Через несколько дней Курбанова снова привели на допрос.
— По национальности я — азербайджанец, родился в Баку, но рос в Турции. Отец эмигрировал туда вместе с муссаватистами. Да, простите, в прошлый раз я так и не назвал своего настоящего имени. На самом деле моя фамилия Мирзоев. К сожалению, доказать этого не смогу. Родственников ни здесь, ни там, в Турции, у меня нет.
Мирзоев умолк, глядя отсутствующим взглядом куда-то в угол кабинета. Гаранин не торопил его, понимая, как нелегко дается человеку, пусть даже сделавшему выбор и теперь готовому нести суровое наказание за прошлое, эта исповедь.
— Да, — вздрогнул Мирзоев, — простите, вспомнился отец. Как он тосковал перед смертью, что приходится умирать на турецкой земле. Вы даже себе не можете представить, что такое оказаться в одиночестве…
— Но ведь у отца были друзья, — мягко напомнил Гаранин.

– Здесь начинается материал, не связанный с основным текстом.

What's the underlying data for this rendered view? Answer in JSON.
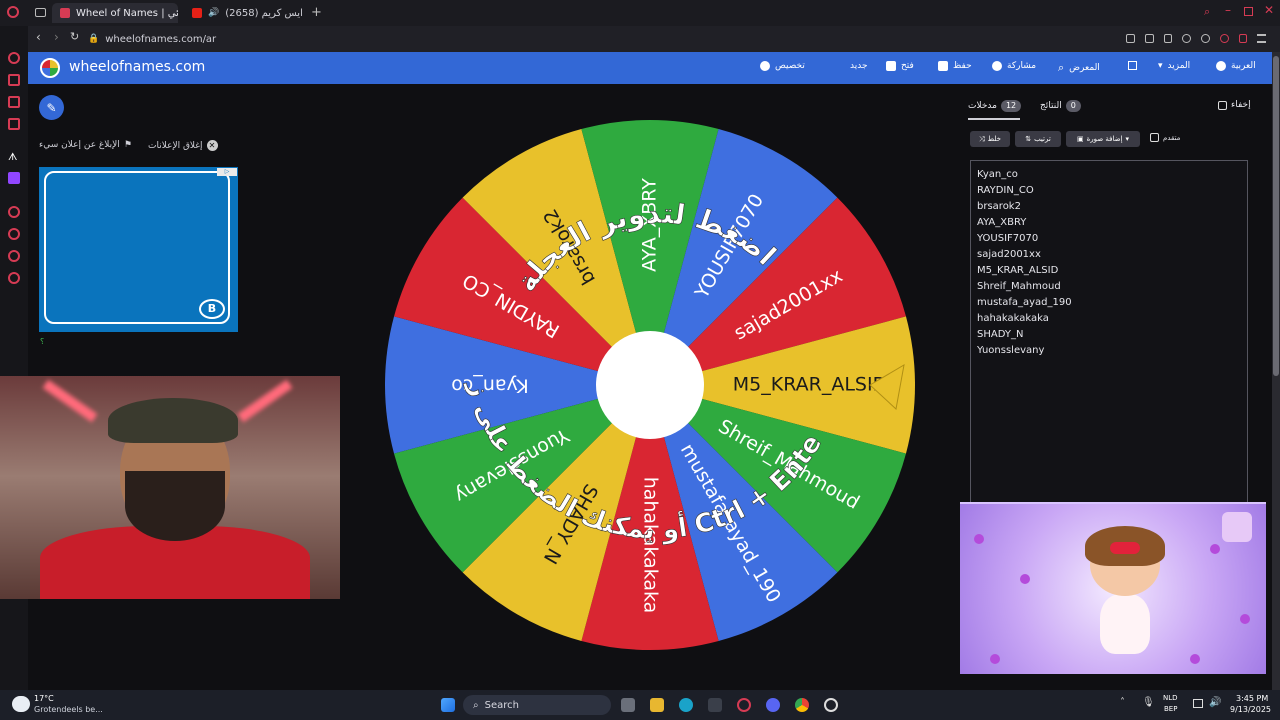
{
  "browser": {
    "tabs": [
      {
        "label": "Wheel of Names | عشوائي",
        "favicon_color": "#d63b54"
      },
      {
        "label": "(2658) أغنية ايس كريم",
        "favicon_color": "#e62117"
      }
    ],
    "url": "wheelofnames.com/ar"
  },
  "site": {
    "title": "wheelofnames.com",
    "nav": {
      "customize": "تخصيص",
      "new": "جديد",
      "open": "فتح",
      "save": "حفظ",
      "share": "مشاركة",
      "gallery": "المعرض",
      "more": "المزيد",
      "language": "العربية"
    }
  },
  "ads": {
    "report": "الإبلاغ عن إعلان سيء",
    "close": "إغلاق الإعلانات",
    "brand_letter": "B",
    "mini_label": "؟"
  },
  "wheel": {
    "segments": [
      {
        "name": "Kyan_co",
        "color": "#3f6fe0"
      },
      {
        "name": "RAYDIN_CO",
        "color": "#d92632"
      },
      {
        "name": "brsarok2",
        "color": "#e8c12b"
      },
      {
        "name": "AYA_XBRY",
        "color": "#2faa3f"
      },
      {
        "name": "YOUSIF7070",
        "color": "#3f6fe0"
      },
      {
        "name": "sajad2001xx",
        "color": "#d92632"
      },
      {
        "name": "M5_KRAR_ALSID",
        "color": "#e8c12b"
      },
      {
        "name": "Shreif_Mahmoud",
        "color": "#2faa3f"
      },
      {
        "name": "mustafa_ayad_190",
        "color": "#3f6fe0"
      },
      {
        "name": "hahakakakaka",
        "color": "#d92632"
      },
      {
        "name": "SHADY_N",
        "color": "#e8c12b"
      },
      {
        "name": "Yuonsslevany",
        "color": "#2faa3f"
      }
    ],
    "overlay_top": "اضغط لتدوير العجلة",
    "overlay_bottom": "أو يمكنك الضغط على زر Ctrl + Enter"
  },
  "panel": {
    "hide_label": "إخفاء",
    "entries_tab": "مدخلات",
    "entries_count": "12",
    "results_tab": "النتائج",
    "results_count": "0",
    "shuffle": "خلط",
    "sort": "ترتيب",
    "add_image": "إضافة صورة",
    "advanced": "متقدم",
    "entries": [
      "Kyan_co",
      "RAYDIN_CO",
      "brsarok2",
      "AYA_XBRY",
      "YOUSIF7070",
      "sajad2001xx",
      "M5_KRAR_ALSID",
      "Shreif_Mahmoud",
      "mustafa_ayad_190",
      "hahakakakaka",
      "SHADY_N",
      "Yuonsslevany"
    ]
  },
  "taskbar": {
    "weather_temp": "17°C",
    "weather_text": "Grotendeels be...",
    "search": "Search",
    "lang_1": "NLD",
    "lang_2": "BEP",
    "time": "3:45 PM",
    "date": "9/13/2025"
  }
}
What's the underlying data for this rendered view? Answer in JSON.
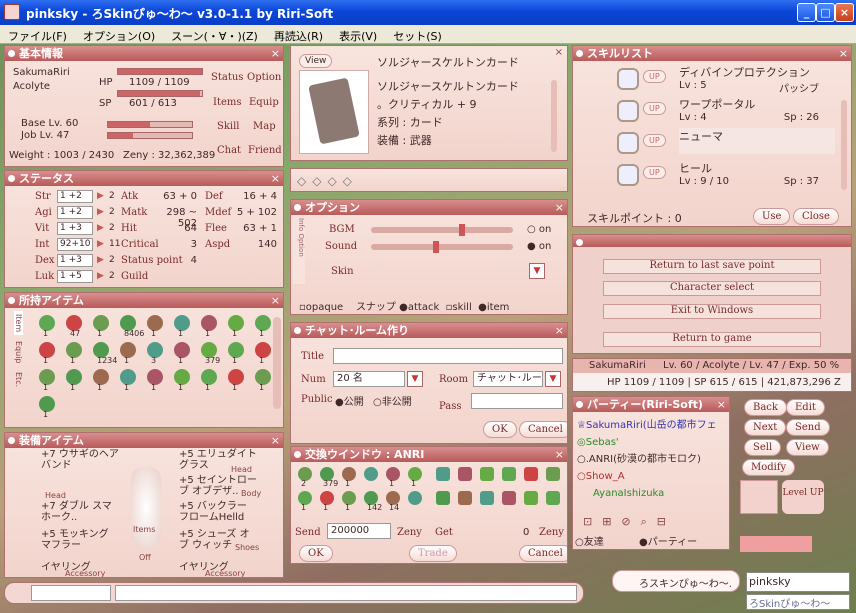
{
  "window": {
    "title": "pinksky - ろSkinぴゅ～わ～ v3.0-1.1 by Riri-Soft"
  },
  "menu": [
    "ファイル(F)",
    "オプション(O)",
    "スーン(・∀・)(Z)",
    "再読込(R)",
    "表示(V)",
    "セット(S)"
  ],
  "basic": {
    "title": "基本情報",
    "name": "SakumaRiri",
    "job": "Acolyte",
    "hp_label": "HP",
    "hp": "1109 / 1109",
    "sp_label": "SP",
    "sp": "601 / 613",
    "hp_frac": 1.0,
    "sp_frac": 0.98,
    "base": "Base Lv. 60",
    "joblv": "Job Lv. 47",
    "weight": "Weight : 1003 / 2430",
    "zeny": "Zeny : 32,362,389",
    "buttons": [
      "Status",
      "Option",
      "Items",
      "Equip",
      "Skill",
      "Map",
      "Chat",
      "Friend"
    ]
  },
  "status": {
    "title": "ステータス",
    "stats": [
      [
        "Str",
        "1 +2",
        "2"
      ],
      [
        "Agi",
        "1 +2",
        "2"
      ],
      [
        "Vit",
        "1 +3",
        "2"
      ],
      [
        "Int",
        "92+10",
        "11"
      ],
      [
        "Dex",
        "1 +3",
        "2"
      ],
      [
        "Luk",
        "1 +5",
        "2"
      ]
    ],
    "right": [
      [
        "Atk",
        "63 + 0",
        "Def",
        "16 + 4"
      ],
      [
        "Matk",
        "298 ~ 502",
        "Mdef",
        "5 + 102"
      ],
      [
        "Hit",
        "64",
        "Flee",
        "63 + 1"
      ],
      [
        "Critical",
        "3",
        "Aspd",
        "140"
      ],
      [
        "Status point",
        "4",
        "",
        ""
      ],
      [
        "Guild",
        "",
        "",
        ""
      ]
    ]
  },
  "items": {
    "title": "所持アイテム",
    "tabs": [
      "Item",
      "Equip",
      "Etc."
    ],
    "counts": [
      "1",
      "47",
      "1",
      "8406",
      "1",
      "1",
      "1",
      "1",
      "1",
      "1",
      "1",
      "1234",
      "1",
      "3",
      "1",
      "379",
      "1",
      "1",
      "1",
      "1",
      "1",
      "1",
      "1",
      "1",
      "1",
      "1",
      "1",
      "1"
    ]
  },
  "equip": {
    "title": "装備アイテム",
    "left": [
      "+7 ウサギのヘアバンド",
      "+7 ダブル スマ ホーク..",
      "+5 モッキング マフラー",
      "イヤリング"
    ],
    "right": [
      "+5 エリュダイト グラス",
      "+5 セイントローブ オブデザ..",
      "+5 バックラー フロームHelld",
      "+5 シューズ オブ ウィッチ",
      "イヤリング"
    ],
    "labels": [
      "Head",
      "Head",
      "Body",
      "Items",
      "Off",
      "Shoes",
      "Accessory",
      "Accessory"
    ]
  },
  "card": {
    "view": "View",
    "title": "ソルジャースケルトンカード",
    "name": "ソルジャースケルトンカード",
    "l2": "。クリティカル + 9",
    "l3": "系列 : カード",
    "l4": "装備 : 武器"
  },
  "option": {
    "title": "オプション",
    "side": "Info Option",
    "bgm": "BGM",
    "sound": "Sound",
    "skin": "Skin",
    "on": "on",
    "bottom": [
      "opaque",
      "スナップ",
      "attack",
      "skill",
      "item"
    ]
  },
  "chat": {
    "title": "チャット･ルーム作り",
    "title_label": "Title",
    "num_label": "Num",
    "num": "20 名",
    "room_label": "Room",
    "room": "チャット･ルー",
    "public_label": "Public",
    "pub1": "公開",
    "pub2": "非公開",
    "pass_label": "Pass",
    "ok": "OK",
    "cancel": "Cancel"
  },
  "trade": {
    "title": "交換ウインドウ : ANRI",
    "send": "Send",
    "send_val": "200000",
    "zeny": "Zeny",
    "get": "Get",
    "get_val": "0",
    "zeny2": "Zeny",
    "ok": "OK",
    "trade": "Trade",
    "cancel": "Cancel",
    "lcounts": [
      "2",
      "379",
      "1",
      "",
      "1",
      "1",
      "1",
      "1",
      "1",
      "142",
      "14",
      ""
    ]
  },
  "skills": {
    "title": "スキルリスト",
    "list": [
      {
        "n": "ディバインプロテクション",
        "lv": "Lv : 5",
        "t": "パッシブ"
      },
      {
        "n": "ワープポータル",
        "lv": "Lv : 4",
        "t": "Sp : 26"
      },
      {
        "n": "ニューマ",
        "lv": "",
        "t": ""
      },
      {
        "n": "ヒール",
        "lv": "Lv : 9 / 10",
        "t": "Sp : 37"
      }
    ],
    "up": "UP",
    "points": "スキルポイント : 0",
    "use": "Use",
    "close": "Close"
  },
  "menu2": {
    "items": [
      "Return to last save point",
      "Character select",
      "Exit to Windows",
      "Return to game"
    ]
  },
  "char": {
    "name": "SakumaRiri",
    "info": "Lv. 60 / Acolyte / Lv. 47 / Exp. 50 %",
    "hp": "HP 1109 / 1109  |  SP 615 / 615  |  421,873,296 Z"
  },
  "party": {
    "title": "パーティー(Riri-Soft)",
    "members": [
      "SakumaRiri(山岳の都市フェ",
      "Sebas'",
      ".ANRI(砂漠の都市モロク)",
      "Show_A",
      "AyanaIshizuka"
    ],
    "tab1": "友達",
    "tab2": "パーティー"
  },
  "side": {
    "buttons": [
      "Back",
      "Edit",
      "Next",
      "Send",
      "Sell",
      "View",
      "Modify"
    ],
    "levelup": "Level UP"
  },
  "bottom": {
    "chatname": "pinksky",
    "skin": "ろスキンぴゅ～わ～.",
    "brand": "ろSkinぴゅ～わ～"
  }
}
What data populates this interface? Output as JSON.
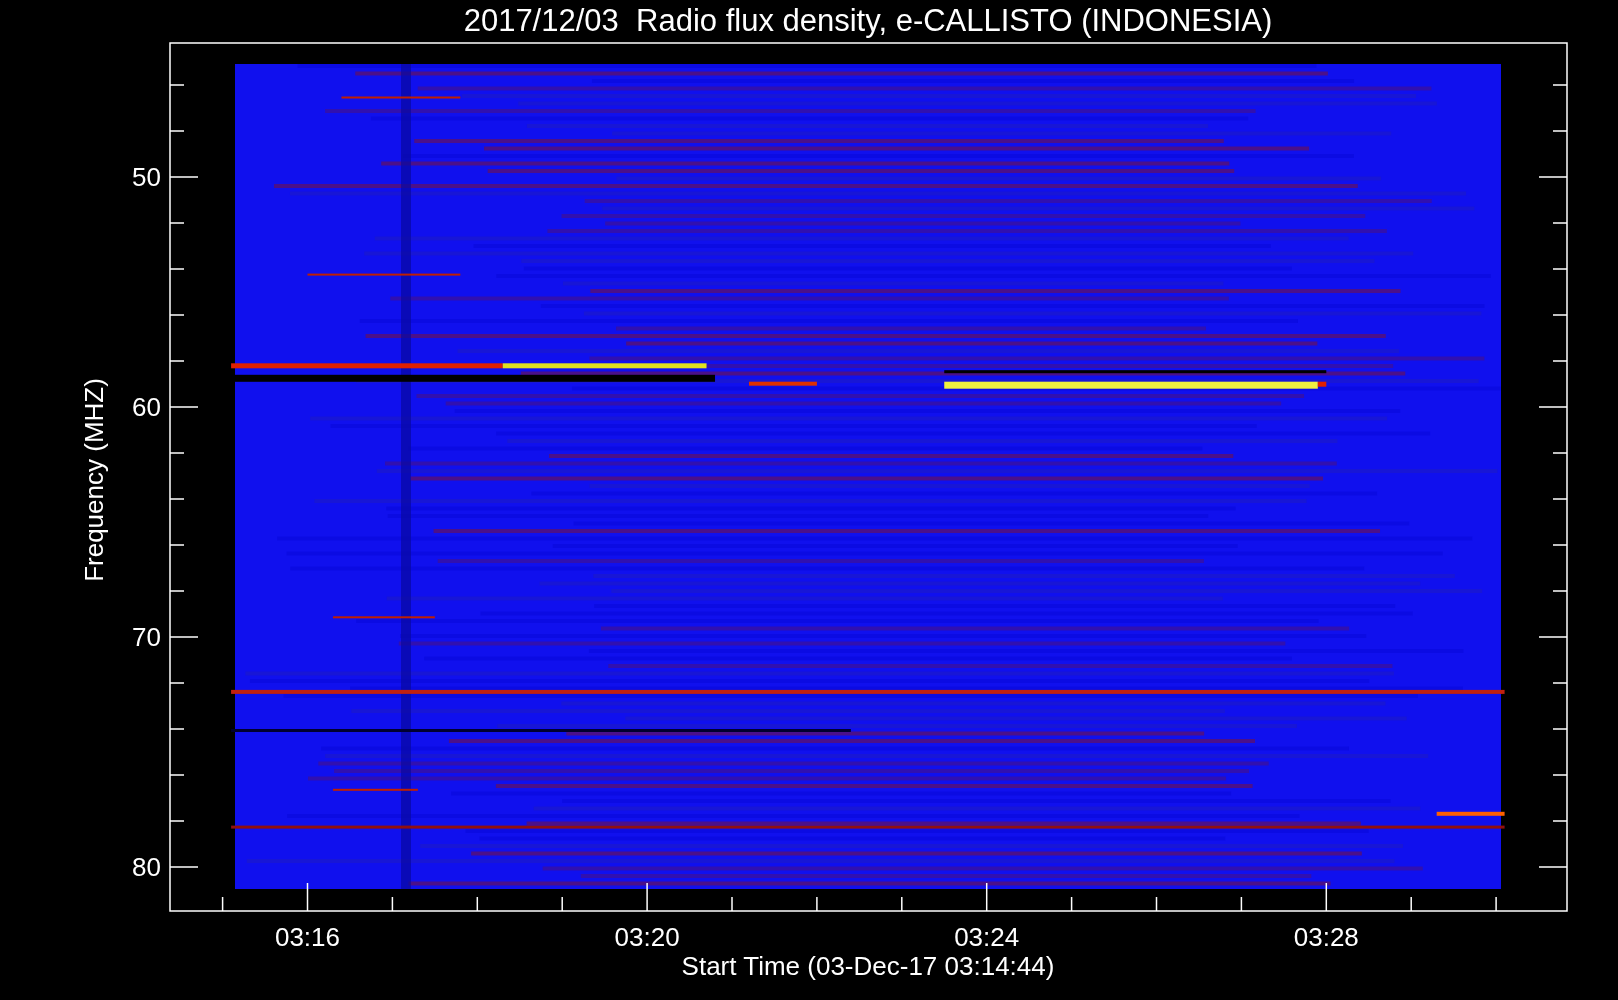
{
  "title": "2017/12/03  Radio flux density, e-CALLISTO (INDONESIA)",
  "plot": {
    "ylabel": "Frequency (MHZ)",
    "xlabel": "Start Time (03-Dec-17 03:14:44)",
    "yticks": [
      {
        "label": "50"
      },
      {
        "label": "60"
      },
      {
        "label": "70"
      },
      {
        "label": "80"
      }
    ],
    "xticks": [
      {
        "label": "03:16"
      },
      {
        "label": "03:20"
      },
      {
        "label": "03:24"
      },
      {
        "label": "03:28"
      }
    ]
  }
}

Он специально не стал задавать обычных в подобных случаях вопросов, правильно рассчитав: агент, явившийся с повинной, надеется, что встретит не только кару — к ней он готов, — но и человеческое понимание.
Словно прочитав его мысли, Мирзоев с горечью сказал:
— Не подумайте только, что я питаю какую-то надежду откровенностью сохранить себе жизнь. Я уже переступил грань между жизнью и смертью. Мне все равно, но, поверьте, я любил и люблю мою родину, которой не знал, — Азербайджан. Это, наверное, кажется смешным, когда такие слова говорит кадровый офицер абвера… Да, да, я действительно из абвера, но, честное слово, даже в Германии я мечтал о Баку. Может быть, я слишком рано стал циником. Мой отец умирал, а его друзья-муссаватисты хлопали перед моим носом дверью, когда я мчался к ним занять несколько несчастных лир на лекарство. Впрочем, вас эта семейная хроника не интересует.
В кабинете Гаранина, выходившем окном на теневую сторону, было прохладно, но на лбу допрашиваемого выступили капли пота.
Илья Ильич встал из-за стола, налил стакан воды и молча подал Мирзоеву. Тот в два судорожных глотка выпил его.
— Так вот, мои настоящие имя и фамилия — Шамиль Мирзоев, — для абверовца в этом повторении, видимо, был своеобразный якорь спасения, позволявший собраться с мыслями. — Сейчас не стану отнимать ваше время. Если вас интересует, потом могу рассказать, как, оказавшись волей судеб в Германии, не только выучил немецкий, но и полюбил немецкую культуру, немецкий народ. Позднее, когда к власти пришли наци, я, как и многие другие, искренне поверил, что Гитлер даст Германии счастливую жизнь.
— А за счет кого и чего, вы не задумывались?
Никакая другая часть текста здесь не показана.